Once they sue you, they have to serve you with a written copy of the lawsuit. If they know where to find you, this takes a week or so at the best. Once you receive the lawsuit, you have a certain, limited amount of time to answer the complaint. In Alabama, you have 14 days to answer a lawsuit in District Court or Small Claims Court. You have 30 days to answer a complaint in Circuit Court. You have 21 days to answer a complaint in federal court. If you’ve been sued for more than $10,000, then you must be sued in either Circuit or Federal Court. If you don’t answer, or if you answer admitting that you owe the money, then a judgment is entered against you.
Once you answer the lawsuit, the case gets set for the trial docket. In District or Small Claims, this usually means you’ll be at trial in 2 to 4 months. In Circuit Court, trial will typically be 6 to 9 months from the date of your answer.
They cannot garnish you until they have a judgment. So even if you lose at trial, just by fighting the lawsuit, you can buy a lot of time. Time to raise settlement funds, or file bankruptcy, or get a new job that can help you pay things off. Or just a bit of breathing room.
Once they have a judgment against you, they still cannot enforce it against you for 30 days.
After the 30 day stay has passed, they can seek and obtain a writ of garnishment from the court.
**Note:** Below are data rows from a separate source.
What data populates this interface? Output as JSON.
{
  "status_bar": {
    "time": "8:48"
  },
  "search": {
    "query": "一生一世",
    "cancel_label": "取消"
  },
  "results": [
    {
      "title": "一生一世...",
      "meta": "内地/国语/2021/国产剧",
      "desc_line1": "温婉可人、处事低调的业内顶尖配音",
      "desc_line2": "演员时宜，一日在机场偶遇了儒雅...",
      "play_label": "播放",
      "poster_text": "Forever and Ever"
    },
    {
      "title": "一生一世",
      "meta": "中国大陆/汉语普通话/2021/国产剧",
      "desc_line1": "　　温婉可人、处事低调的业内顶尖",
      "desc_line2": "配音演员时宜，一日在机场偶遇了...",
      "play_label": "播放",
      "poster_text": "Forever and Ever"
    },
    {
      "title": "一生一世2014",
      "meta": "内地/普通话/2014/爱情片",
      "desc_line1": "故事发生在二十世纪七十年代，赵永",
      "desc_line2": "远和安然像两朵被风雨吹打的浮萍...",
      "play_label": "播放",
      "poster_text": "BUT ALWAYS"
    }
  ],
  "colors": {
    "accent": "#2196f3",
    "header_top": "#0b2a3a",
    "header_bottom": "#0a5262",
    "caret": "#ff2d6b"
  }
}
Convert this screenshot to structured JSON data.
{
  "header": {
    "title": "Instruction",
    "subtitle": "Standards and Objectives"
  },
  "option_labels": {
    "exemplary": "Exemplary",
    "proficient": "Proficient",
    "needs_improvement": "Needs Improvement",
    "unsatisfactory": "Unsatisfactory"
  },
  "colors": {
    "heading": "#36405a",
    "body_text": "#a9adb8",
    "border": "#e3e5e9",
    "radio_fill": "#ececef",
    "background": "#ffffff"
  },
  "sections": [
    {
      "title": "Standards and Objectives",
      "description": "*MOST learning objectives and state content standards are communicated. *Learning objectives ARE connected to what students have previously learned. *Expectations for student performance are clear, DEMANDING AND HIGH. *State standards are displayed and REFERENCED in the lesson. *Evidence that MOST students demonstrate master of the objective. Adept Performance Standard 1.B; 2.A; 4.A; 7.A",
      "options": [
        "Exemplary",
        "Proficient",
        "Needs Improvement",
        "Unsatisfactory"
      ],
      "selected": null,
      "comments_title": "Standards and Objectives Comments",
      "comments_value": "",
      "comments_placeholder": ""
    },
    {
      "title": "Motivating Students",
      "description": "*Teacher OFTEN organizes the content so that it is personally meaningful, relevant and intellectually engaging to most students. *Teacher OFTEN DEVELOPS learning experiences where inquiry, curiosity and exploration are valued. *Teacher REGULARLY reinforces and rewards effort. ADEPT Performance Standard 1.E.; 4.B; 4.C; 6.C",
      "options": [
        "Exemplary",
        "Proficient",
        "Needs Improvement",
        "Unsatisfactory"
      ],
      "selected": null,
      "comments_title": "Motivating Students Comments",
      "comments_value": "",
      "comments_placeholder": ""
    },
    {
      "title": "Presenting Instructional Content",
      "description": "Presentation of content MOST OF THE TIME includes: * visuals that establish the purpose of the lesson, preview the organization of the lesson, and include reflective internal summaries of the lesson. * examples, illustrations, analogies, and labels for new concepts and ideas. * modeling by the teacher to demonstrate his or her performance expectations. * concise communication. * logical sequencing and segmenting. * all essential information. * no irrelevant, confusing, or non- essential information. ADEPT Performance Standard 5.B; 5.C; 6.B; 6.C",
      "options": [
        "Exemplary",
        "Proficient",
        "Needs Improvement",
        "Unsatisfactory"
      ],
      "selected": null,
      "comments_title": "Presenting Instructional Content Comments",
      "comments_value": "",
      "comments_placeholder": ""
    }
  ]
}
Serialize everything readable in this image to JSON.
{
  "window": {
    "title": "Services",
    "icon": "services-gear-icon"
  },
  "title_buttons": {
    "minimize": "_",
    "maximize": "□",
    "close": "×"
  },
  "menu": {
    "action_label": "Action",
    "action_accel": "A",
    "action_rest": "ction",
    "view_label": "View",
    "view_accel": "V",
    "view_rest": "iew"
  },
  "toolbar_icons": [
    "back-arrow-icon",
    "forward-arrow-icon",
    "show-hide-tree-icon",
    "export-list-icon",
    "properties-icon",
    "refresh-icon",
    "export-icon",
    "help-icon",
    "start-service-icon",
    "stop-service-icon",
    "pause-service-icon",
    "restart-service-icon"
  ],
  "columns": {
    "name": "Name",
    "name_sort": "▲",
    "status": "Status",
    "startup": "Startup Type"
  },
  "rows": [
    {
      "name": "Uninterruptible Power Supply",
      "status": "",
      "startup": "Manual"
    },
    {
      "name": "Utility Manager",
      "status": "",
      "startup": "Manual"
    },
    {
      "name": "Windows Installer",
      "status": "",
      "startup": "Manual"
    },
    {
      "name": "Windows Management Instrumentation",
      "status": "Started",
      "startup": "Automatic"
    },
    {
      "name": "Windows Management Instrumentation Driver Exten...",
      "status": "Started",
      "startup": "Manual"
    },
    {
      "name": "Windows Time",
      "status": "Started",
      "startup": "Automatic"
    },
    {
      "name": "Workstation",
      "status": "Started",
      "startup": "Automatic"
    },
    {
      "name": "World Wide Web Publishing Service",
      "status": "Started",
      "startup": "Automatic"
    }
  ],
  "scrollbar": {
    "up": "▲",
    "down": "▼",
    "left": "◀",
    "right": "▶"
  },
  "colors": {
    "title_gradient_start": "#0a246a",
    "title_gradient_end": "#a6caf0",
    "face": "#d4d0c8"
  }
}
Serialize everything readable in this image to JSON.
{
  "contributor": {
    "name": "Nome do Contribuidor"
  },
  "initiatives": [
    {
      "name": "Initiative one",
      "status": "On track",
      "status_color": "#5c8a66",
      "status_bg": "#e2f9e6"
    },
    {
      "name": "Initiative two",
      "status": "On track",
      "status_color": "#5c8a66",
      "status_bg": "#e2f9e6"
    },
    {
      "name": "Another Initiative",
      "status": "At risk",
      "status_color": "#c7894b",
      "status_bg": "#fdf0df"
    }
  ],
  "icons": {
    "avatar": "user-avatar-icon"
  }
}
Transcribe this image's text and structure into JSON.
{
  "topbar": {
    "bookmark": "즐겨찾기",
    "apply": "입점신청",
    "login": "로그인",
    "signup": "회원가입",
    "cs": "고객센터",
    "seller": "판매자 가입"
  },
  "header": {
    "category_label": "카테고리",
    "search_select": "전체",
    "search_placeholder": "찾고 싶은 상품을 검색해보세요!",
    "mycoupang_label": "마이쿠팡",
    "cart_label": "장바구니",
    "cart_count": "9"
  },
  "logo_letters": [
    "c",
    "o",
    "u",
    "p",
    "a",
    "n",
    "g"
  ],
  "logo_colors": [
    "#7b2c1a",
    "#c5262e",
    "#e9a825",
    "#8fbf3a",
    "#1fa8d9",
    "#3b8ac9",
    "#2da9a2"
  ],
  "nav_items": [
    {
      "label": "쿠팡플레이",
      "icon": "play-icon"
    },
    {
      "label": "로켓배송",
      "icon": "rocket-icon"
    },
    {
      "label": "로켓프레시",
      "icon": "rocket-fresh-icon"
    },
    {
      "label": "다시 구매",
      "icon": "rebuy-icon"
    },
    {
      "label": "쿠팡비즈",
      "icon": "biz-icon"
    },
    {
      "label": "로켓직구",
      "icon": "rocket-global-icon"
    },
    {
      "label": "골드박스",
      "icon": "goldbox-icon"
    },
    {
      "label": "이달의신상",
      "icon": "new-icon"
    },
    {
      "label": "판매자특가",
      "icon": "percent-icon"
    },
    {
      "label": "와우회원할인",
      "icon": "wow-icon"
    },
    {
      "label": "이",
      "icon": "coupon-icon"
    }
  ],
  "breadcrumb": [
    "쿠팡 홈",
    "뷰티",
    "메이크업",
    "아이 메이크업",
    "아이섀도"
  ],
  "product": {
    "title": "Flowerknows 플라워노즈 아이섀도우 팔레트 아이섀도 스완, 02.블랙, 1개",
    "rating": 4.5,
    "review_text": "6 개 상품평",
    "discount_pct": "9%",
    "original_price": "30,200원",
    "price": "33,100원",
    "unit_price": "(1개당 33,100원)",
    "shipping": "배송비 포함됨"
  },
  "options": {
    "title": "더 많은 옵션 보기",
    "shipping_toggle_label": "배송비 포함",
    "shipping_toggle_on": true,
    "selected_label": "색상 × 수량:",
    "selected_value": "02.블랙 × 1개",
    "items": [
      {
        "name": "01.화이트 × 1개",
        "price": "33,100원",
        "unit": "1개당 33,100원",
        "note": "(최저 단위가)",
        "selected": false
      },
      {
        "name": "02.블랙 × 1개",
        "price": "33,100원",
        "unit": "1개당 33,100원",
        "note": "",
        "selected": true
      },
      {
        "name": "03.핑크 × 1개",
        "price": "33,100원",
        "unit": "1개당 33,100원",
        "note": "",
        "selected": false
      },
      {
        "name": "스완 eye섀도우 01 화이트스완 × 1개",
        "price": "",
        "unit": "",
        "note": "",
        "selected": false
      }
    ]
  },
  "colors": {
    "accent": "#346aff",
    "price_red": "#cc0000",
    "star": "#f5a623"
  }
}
This requires them to state the employer or bank that they want to garnish. Once they get the garnishment issued by the court, they have to serve it on your employer or bank. A bank account can be zapped immediately for the funds that are in it. Your employer, however, obviously cannot withhold wages until they’ve been earned.
So to add all this up, it works something like this: a really fast and lucky creditor may move as quickly as the legal system allows towards garnishment, and their garnishment timeline will look something like this:
District/Small Claims if You Don’t Answer:
Default -> Immediate Suit -> Answer Period (14 to 30 days) -> Default Judgment Motion (~30 days)-> Stay (30 days) -> Garnishment.
Total Time Between Missed Payment and Garnishment: 74 days.
On the other end of the spectrum, a circuit court lawsuit where you don’t roll over like a dead dog will go more like this:
If You Fight:
Default -> Informal Collection Efforts After Charge Off (2 to 24 months) -> Lawsuit -> Answer Period (30 days) -> Waiting for Trial (6-9 months) -> Enforcement Stay (30 days) -> Garnishment
Total Time Between Missed Payment and Garnishment: 10 months to 3 years.
So to make a long story short, and to oversimplify an often complex judicial process, the length of time that it takes to get garnished after you quit paying someone will be at least 2 1/2 months, and could be as long as 3 years (or never!).
Of course, better still is to not get garnished at all, by either beating the lawsuit, working out a settlement, or filing bankruptcy.